Except when gas is the wellbore fluid, perforating debonds a portion of the cement/sandface hydraulic bond. This is a result of the loading of the wellbore fluid from the gun swell (charge/explosive coupling for capsule charges), passage of the perforating jet through the wellbore fluid, and expulsion of the explosive detonation gases into the wellbore fluid. For hollow carrier guns, the debonding may be a function of the gun phasing. The debonding promotes the creation of a micorannulus during formation breakdown as discussed in Appendix A. Figs. 3a and 3b are examples of cement debonding observed in large-scale block tests7,8 with the microannulus effect evident in Fig. 3b.
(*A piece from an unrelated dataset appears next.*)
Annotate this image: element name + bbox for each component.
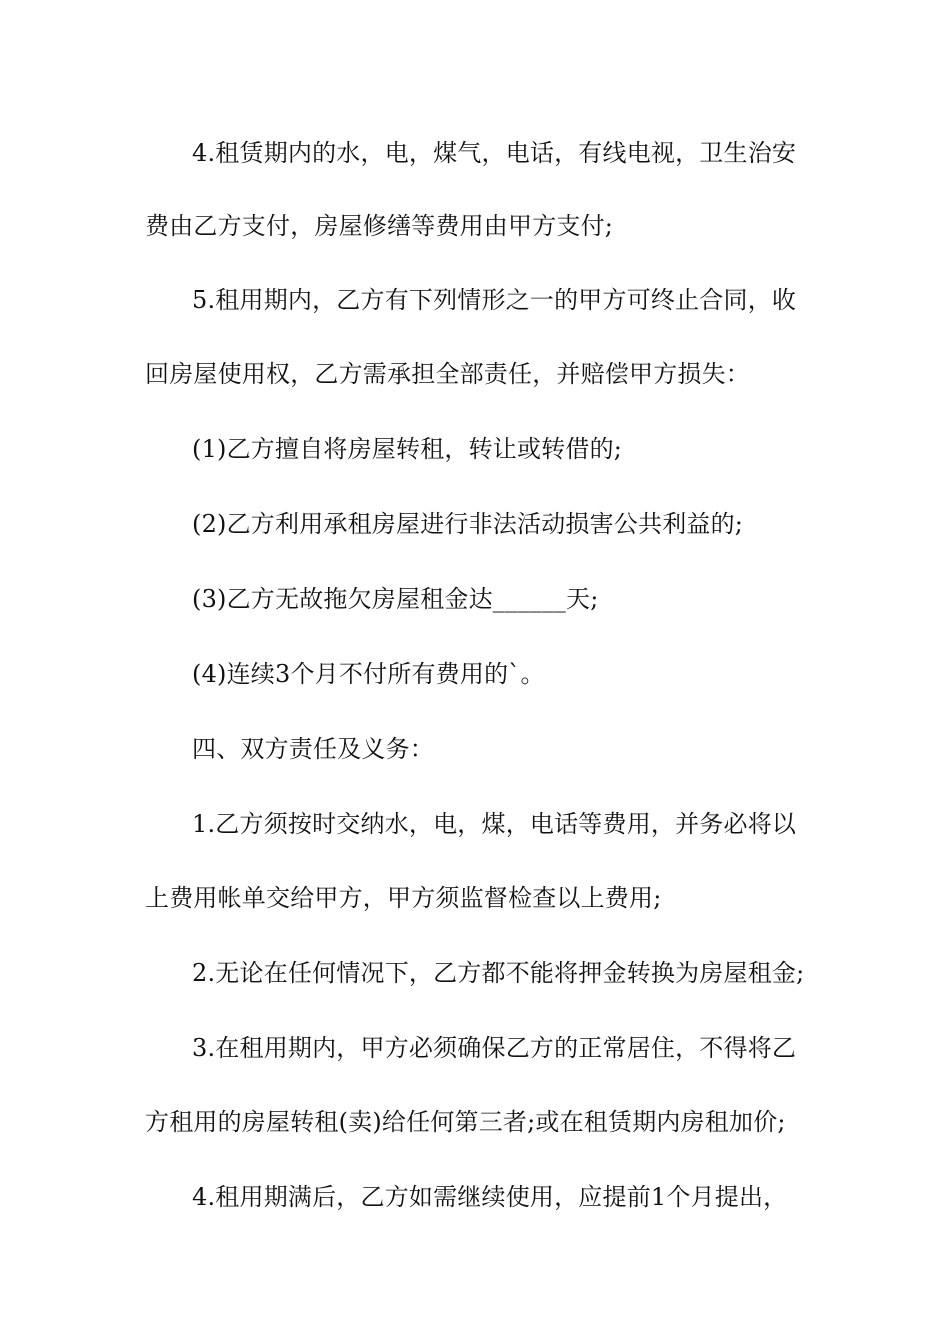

An ideal perforation for fracture initiation would have a minimum injection pressure, initiate only a single fracture and generate a fracture with minimum tortuosity (turning from the initiated fracture into the PFP) at an achievable fracture initiation pressure. The following sections provide recommendations on how best to achieve this ideal perforation. In the following sections, a vertical well is one with deviation less than 30°.
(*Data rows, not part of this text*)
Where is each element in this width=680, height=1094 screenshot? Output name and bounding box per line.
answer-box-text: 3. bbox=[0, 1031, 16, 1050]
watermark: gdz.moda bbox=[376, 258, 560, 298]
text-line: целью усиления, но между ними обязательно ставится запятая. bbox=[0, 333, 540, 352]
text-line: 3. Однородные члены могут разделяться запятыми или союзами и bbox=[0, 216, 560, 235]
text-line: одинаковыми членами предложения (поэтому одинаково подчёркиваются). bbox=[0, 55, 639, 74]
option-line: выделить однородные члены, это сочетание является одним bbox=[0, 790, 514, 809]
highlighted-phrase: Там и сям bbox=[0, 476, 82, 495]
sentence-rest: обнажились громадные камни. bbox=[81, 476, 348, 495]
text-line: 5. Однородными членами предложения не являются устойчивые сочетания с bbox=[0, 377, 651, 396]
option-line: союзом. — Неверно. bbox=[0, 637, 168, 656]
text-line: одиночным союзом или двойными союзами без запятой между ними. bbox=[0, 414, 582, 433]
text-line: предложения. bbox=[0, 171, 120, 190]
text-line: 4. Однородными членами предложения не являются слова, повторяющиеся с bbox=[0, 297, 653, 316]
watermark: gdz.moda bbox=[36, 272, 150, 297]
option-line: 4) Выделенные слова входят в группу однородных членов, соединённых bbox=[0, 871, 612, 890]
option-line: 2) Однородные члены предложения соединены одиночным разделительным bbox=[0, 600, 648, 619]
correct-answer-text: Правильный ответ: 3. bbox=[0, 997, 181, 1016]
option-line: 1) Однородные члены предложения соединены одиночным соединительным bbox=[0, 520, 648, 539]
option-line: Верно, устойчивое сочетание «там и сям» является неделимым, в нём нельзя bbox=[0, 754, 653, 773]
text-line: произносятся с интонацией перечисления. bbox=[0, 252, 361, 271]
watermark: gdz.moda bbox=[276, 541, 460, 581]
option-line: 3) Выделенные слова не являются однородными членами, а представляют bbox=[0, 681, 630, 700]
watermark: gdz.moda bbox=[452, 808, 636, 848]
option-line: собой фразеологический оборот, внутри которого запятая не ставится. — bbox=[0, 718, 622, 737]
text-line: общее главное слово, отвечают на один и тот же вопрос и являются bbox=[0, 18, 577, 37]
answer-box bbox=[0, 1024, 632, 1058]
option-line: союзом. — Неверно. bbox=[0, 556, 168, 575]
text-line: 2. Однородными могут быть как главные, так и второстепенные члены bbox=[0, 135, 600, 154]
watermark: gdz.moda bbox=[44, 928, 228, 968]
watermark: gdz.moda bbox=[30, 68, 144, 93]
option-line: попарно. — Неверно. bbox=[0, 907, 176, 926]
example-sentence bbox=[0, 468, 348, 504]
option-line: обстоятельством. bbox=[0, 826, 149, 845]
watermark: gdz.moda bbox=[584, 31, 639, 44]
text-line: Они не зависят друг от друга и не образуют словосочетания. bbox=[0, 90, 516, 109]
Perforation Phasing for Hard-Rock Hydraulic Fracturing
No Microannulus, Vertical Wells.
For the following discussion, the PFP is assumed to be vertical and therefore can connect directly over a significant distance for a vertical well. When the PFP is not vertical, as can occur near a significant fault, the PFP deviates from the axis of a vertical well. For this case, the "Deviated and Horizontal Wells" section should be consulted.